Я – как ребенок в зоопарке, бегущий впереди родителей: «Папа, папа, а мы пойдем смотреть слона?» Мое тело – как отец, плетущийся сзади: «Какого слона, я еще от сусликов не отошел…»
Особенно это заметно на футболе.
В свои сорок я ношусь по полю так же, как в двадцать. Мячу же не объяснишь, что мне сорок. Мяч такой же круглый, как в двадцать. Мячи не стареют. Вот я и убиваюсь.
Все самое интересное начинается на следующее утро после футбола.
Однажды утром после особенно напряженного и бесполезно-бескомпромиссного любительского матча я проснулся, встал с кровати и собрался натянуть штаны.
– Ну, и зачем ты вчера за тем уходящим мячом потянулся? Больше всех надо? Я пас, – проворчала нога и не согнулась в колене.
Я решил повернуться к спящей жене, чтобы попросить ее натянуть мне штаны. Мантра про «подать стакан воды» в нашем случае – не пустые слова.
– А ты у нас, оказывается, Зидан? Головой прекрасно играешь, да? Почему-то во время того углового никто не прыгнул, и только один наш – расступитесь все, я взлетаю!
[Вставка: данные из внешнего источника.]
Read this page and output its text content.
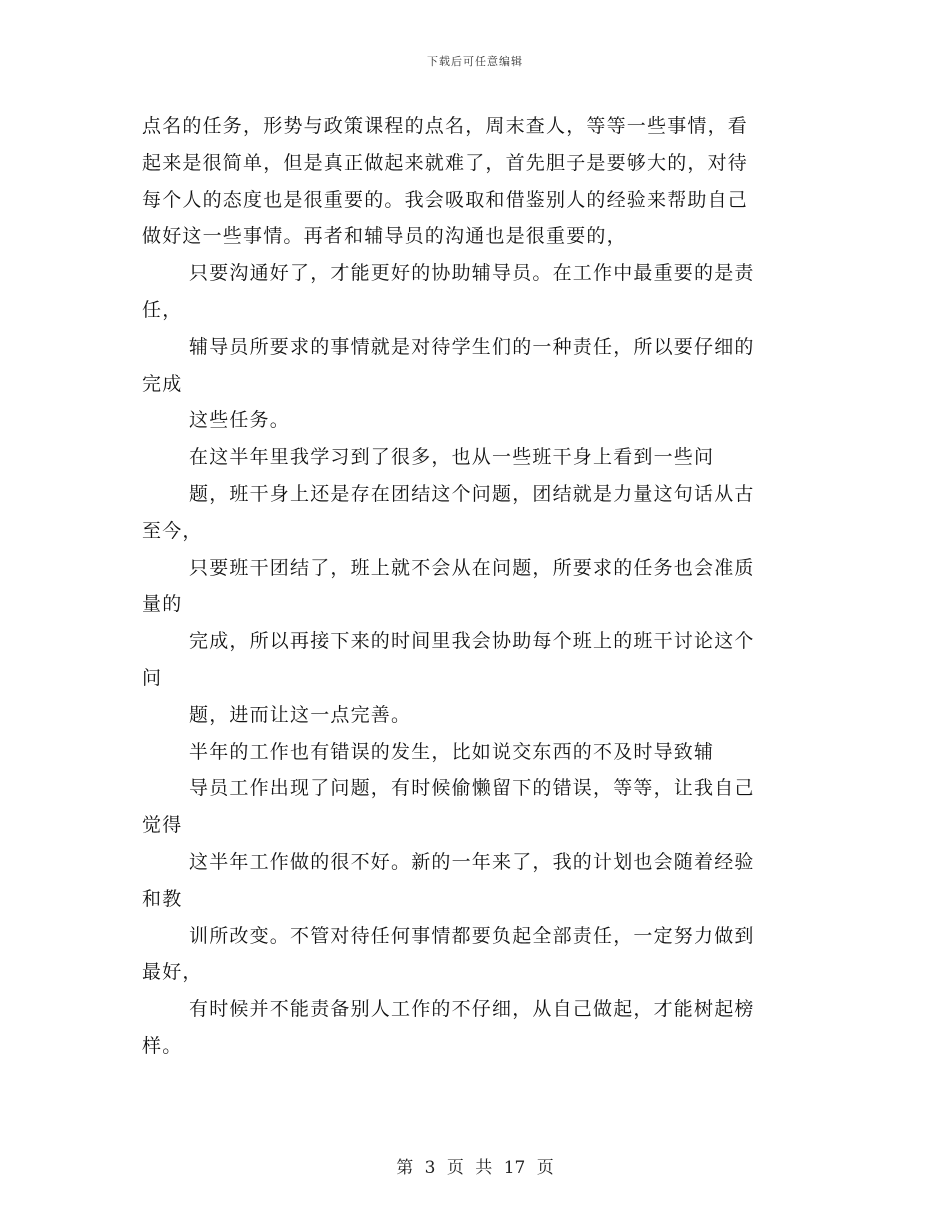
下载后可任意编辑
点名的任务，形势与政策课程的点名，周末查人，等等一些事情，看
起来是很简单，但是真正做起来就难了，首先胆子是要够大的，对待
每个人的态度也是很重要的。我会吸取和借鉴别人的经验来帮助自己
做好这一些事情。再者和辅导员的沟通也是很重要的，
只要沟通好了，才能更好的协助辅导员。在工作中最重要的是责
任，
辅导员所要求的事情就是对待学生们的一种责任，所以要仔细的
完成
这些任务。
在这半年里我学习到了很多，也从一些班干身上看到一些问
题，班干身上还是存在团结这个问题，团结就是力量这句话从古
至今，
只要班干团结了，班上就不会从在问题，所要求的任务也会准质
量的
完成，所以再接下来的时间里我会协助每个班上的班干讨论这个
问
题，进而让这一点完善。
半年的工作也有错误的发生，比如说交东西的不及时导致辅
导员工作出现了问题，有时候偷懒留下的错误，等等，让我自己
觉得
这半年工作做的很不好。新的一年来了，我的计划也会随着经验
和教
训所改变。不管对待任何事情都要负起全部责任，一定努力做到
最好，
有时候并不能责备别人工作的不仔细，从自己做起，才能树起榜
样。
第 3 页 共 17 页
Теперь сам руками башку поворачивай… – сказала шея и не повернулась.
Я попытался подтянуть штаны кверху рукой.
– А на меня ты вообще вчера три раза упал. Вон, поговори с левой, может, она чем поможет, – поспешила слиться правая рука и повисла плетью.
– Е-мое, уважаемые! Нога, шея, рука! Вы чего себя как задница ведете? – воскликнул я в сердцах и беспомощно сел обратно на кровать.
– Ах так! – взвизгнула задница, и у меня сразу заныл копчик, так что мне пришлось снова встать, – ты вчера, когда мной мяч из своих ворот отбил, спас команду и принимал поздравления, хоть об одной моей ягодице подумал?
Я стоял на одной ноге, как цапля, с искривленной шеей, и поглаживал попу, пытаясь ее успокоить.
– Ну что, Месси? Опять тебя в ванную отнести? – услышал я за спиной сонный голос жены.
С хорошей женой за спиной и крыльев не надо.
Сема обожал ставить меня перед дамами в неудобное положение. Нет, он не усаживал меня в позу лотоса, хрустя моими костями, но лучше бы усаживал. Сема рассказывал дамам историю про трусы.
– Ну что, дамы, а теперь мой друг расскажет вам историю про трусы, – начинал он всегда одинаково.